What You’ll Learn in This Podcast:
- How to craft the perfect mix of retention marketing channels, including email, SMS, push notifications, and direct mail.
- The importance of prioritizing click rates over open rates to drive meaningful traffic and conversions.
- Tips for split testing subject lines and optimizing email performance.
- Proven strategies for structuring simple, high-impact offers that boost holiday sales.
- How to reduce inbox noise and engage customers effectively through high-intent channels.
- Personalization tactics to retain and convert high-value customers with direct mail.
In this episode…
Dives into actionable retention marketing strategies tailored for the holiday season, highlighting the perfect channel mix of email, SMS, push notifications, and direct mail to maximize engagement and conversions. Josh emphasizes prioritizing click rates over open rates as the true success metric, as they directly measure traffic-driven results. He also underscores the importance of simplifying offers, reducing friction in discount redemptions, and strategically using channels to cut through inbox noise. Packed with practical insights, this podcast is a must-listen for e-commerce brands looking to enhance their retention game this holiday season.
Resources mentioned in this episode
Episode Transcript
Retention Marketing Channels: What’s the Winning Formula?
Arvind (00:00):
Josh, you mentioned about retention marketing. Now that’s a big umbrella, right? It has multiple channels under it. What is the perfect marketing channel mix that you recommend for this holiday season?
Josh (00:11):
First of all, I would deploy all channels at my disposal. That includes email, SMS, push, direct mail. I like to think of SMS as push as high punch, high intent, high conversion channels, but used sparingly because it’s so annoying when you overdo it. With emails. You can go a little bit more aggressive, but its effectiveness is also much lower. I would start with SMS as a first touch point.
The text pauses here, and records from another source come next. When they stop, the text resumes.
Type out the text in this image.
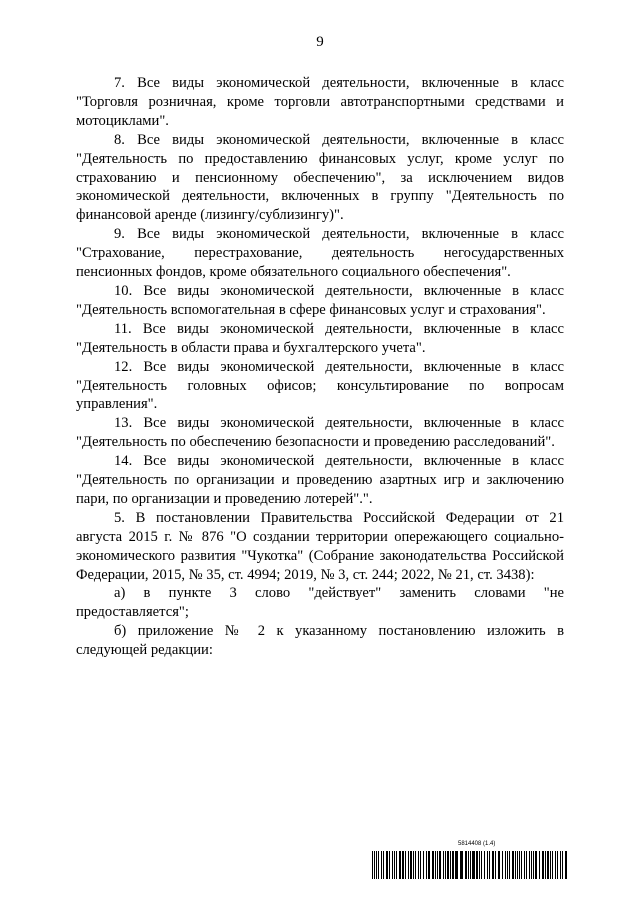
9

7. Все виды экономической деятельности, включенные в класс "Торговля розничная, кроме торговли автотранспортными средствами и мотоциклами".

8. Все виды экономической деятельности, включенные в класс "Деятельность по предоставлению финансовых услуг, кроме услуг по страхованию и пенсионному обеспечению", за исключением видов экономической деятельности, включенных в группу "Деятельность по финансовой аренде (лизингу/сублизингу)".

9. Все виды экономической деятельности, включенные в класс "Страхование, перестрахование, деятельность негосударственных пенсионных фондов, кроме обязательного социального обеспечения".

10. Все виды экономической деятельности, включенные в класс "Деятельность вспомогательная в сфере финансовых услуг и страхования".

11. Все виды экономической деятельности, включенные в класс "Деятельность в области права и бухгалтерского учета".

12. Все виды экономической деятельности, включенные в класс "Деятельность головных офисов; консультирование по вопросам управления".

13. Все виды экономической деятельности, включенные в класс "Деятельность по обеспечению безопасности и проведению расследований".

14. Все виды экономической деятельности, включенные в класс "Деятельность по организации и проведению азартных игр и заключению пари, по организации и проведению лотерей".".

5. В постановлении Правительства Российской Федерации от 21 августа 2015 г. № 876 "О создании территории опережающего социально-экономического развития "Чукотка" (Собрание законодательства Российской Федерации, 2015, № 35, ст. 4994; 2019, № 3, ст. 244; 2022, № 21, ст. 3438):

а) в пункте 3 слово "действует" заменить словами "не предоставляется";

б) приложение № 2 к указанному постановлению изложить в следующей редакции:

5814408 (1.4)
If you have a significant enough SMS list, that’s where I would start because that captures a lot of attention right away. Following that up with emails and then following up reminders and retargeting with SMS and push. At the same time, for the long tail high value customers that have yet to purchase, I like to throw in some direct mail, so that’s generally speaking how I like to think about it.
Clicks Are King: The Metric That Really Matters
Josh (00:58):
In any of these retention channels, the number one metric that matters the most isn’t revenue. It’s not revenue per recipient. It’s not conversion rates, it’s clicks. That’s all that matters. The hard work that can be done with these channels effectively is how much they’re able to drive traffic onto your site. Conversions and revenue is driven by your landing page. A leading indicator to clicks on emails and SMSs would be opens. There are a couple of layers to that. What percentage of your customers are actually reading through your entire email? Or more simply, you could just look at the number of people that actually open your emails, and that’s just plain old open rates, and in that situation, you’re optimizing for a better subject line and you can run split tests to optimize for that as well.
Should brands focus on open rates as their North Star metric?
Arvind (01:46):
Brands over index on open rate. Should brands focus on open rates as their North Star metric, help us bust that myth.
Josh (01:53):
Open rate should not be your North Star metric. In emails, it should be click rates. Ultimately opens are fairly convoluted, and this metrics diluted with bought opens like Apple Mail users, and it doesn’t always correlate to a higher intent down the funnel. Open rates tell you how amazing your subject lines are and how much resonates, but it doesn’t tell you anything about how much traffic it’s actually sending to your site, which is the ultimate purpose of your email channel, and that’s something that only click rates can do. So your North Star metric for emails should be click rates. And click rates would tell you the effectiveness of your email programme as a whole and how much traffic it’s actually sending to your site.
Simplifying Offers: The Art of Frictionless Shopping
Arvind (02:37):
Holiday season’s all about offers. Brands want to hook the attention of the end users. So if you were to suggest pointers on how brands can structure their offers for delivering maximum impact, what would that look like?
Josh (02:48):
Number one, keep it simple. One, offer per audience. Don’t go overboard with the number of discount codes and offers that you want to offer your customers. The less friction there is, the easier it is for your customers to say yes. The second thing that brands need to pay attention to is reducing friction in applying discount codes. It sounds simple and dumb, but you’d be surprised at how many brands overlook this. Don’t make your customers do any work except for putting in their credit card detail. The third thing that I strongly recommend is when it comes to reducing friction and standing out with your offers, where those offers take place and where these notifications come up also matter a lot. So less noise equals more attention, and that’s one way of on how you can stand out from the crowd and your inboxes because you’re not living in your inboxes anymore.